Wird das im Grunde unwissenschaftliche Vorsorgeprinzip und -experiment [8] zur tragenden Bewertungs- und -entscheidungsmethode dann geraten deutsche öffentlich bestellte und vereidigte Sachverständige in ein Dilemma.

Nach bestem Wissen Tatsachen festzustellen und zu bewerten sollte für einen vereidigten Sachverständigen kein Problem sein.

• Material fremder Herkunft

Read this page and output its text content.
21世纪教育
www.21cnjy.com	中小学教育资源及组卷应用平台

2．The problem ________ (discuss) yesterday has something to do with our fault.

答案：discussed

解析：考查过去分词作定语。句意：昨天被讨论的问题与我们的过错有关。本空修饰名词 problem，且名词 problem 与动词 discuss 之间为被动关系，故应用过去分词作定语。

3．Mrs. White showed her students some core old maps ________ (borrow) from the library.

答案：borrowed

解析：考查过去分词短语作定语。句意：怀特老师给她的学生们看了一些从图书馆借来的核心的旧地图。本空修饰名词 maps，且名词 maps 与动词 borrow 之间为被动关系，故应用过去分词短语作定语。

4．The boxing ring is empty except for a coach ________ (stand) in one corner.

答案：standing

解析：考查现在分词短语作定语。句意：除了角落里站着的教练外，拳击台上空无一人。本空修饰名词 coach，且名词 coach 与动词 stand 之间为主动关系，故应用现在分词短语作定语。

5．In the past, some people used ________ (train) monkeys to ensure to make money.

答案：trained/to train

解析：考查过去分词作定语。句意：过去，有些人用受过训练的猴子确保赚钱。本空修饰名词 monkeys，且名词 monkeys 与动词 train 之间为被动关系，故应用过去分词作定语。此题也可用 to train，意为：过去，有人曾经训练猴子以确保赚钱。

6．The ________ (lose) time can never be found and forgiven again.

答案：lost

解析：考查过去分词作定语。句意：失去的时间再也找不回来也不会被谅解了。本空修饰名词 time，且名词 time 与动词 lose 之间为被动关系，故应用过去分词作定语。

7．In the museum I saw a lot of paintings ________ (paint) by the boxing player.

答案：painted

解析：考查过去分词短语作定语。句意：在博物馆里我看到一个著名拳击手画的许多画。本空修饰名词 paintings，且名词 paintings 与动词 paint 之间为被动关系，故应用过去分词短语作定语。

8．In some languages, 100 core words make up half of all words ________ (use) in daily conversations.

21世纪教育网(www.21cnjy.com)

Lautet aber der Schwur weiter, dass Gutachten zusätzlich nach bestem Gewissen zu erstellen sind, dann ist die Antwort auf die Frage interessant „Nach wessen Gewissen?“

„Das Gewissen (lateinisch conscientia, wörtlich „Mit-Wissen“) wird im Allgemeinen als eine besondere Instanz im menschlichen Bewusstsein angesehen, die sagt, wie man urteilen soll.“

Quelle: http://de.wikipedia.org/wiki/Gewissen

Die österreichische Eidesformel („Ich schwöre bei Gott, dem Allmächtigen und Allwissenden einen reinen Eid, dass ich die Gegenstände eines Augenscheins sorgfältig untersuchen, die gemachten Wahrnehmungen treu und vollständig angeben und den Befund und mein Gutachten nach bestem Wissen und Gewissen und nach den Regeln der Wissenschaft (der Kunst, des Gewerbes) angeben werde; so wahr mir Gott helfe!“ (Quelle: http://www.sachverstaendige.at/sr_sv_eid.html) ist dagegen durchdachter, denn sie zwingt technische Sachverständige ihre Gutachten zudem nach den Regeln der Wissenschaft zu erstellen.

Das führt aber regelmäßig zu Kollisionen in den Fällen, in denen Regulatorien auf dem ideologischen Vorsorgeprinzip beruhen – sofern es nicht im Einzelfall zusätzlich wissenschaftlich nach [8] begründet wurde und erst damit akzeptabel wird.

[8] Hans Jonas
Das Prinzip Verantwortung:
Versuch einer Ethik für die technologische Zivilisation.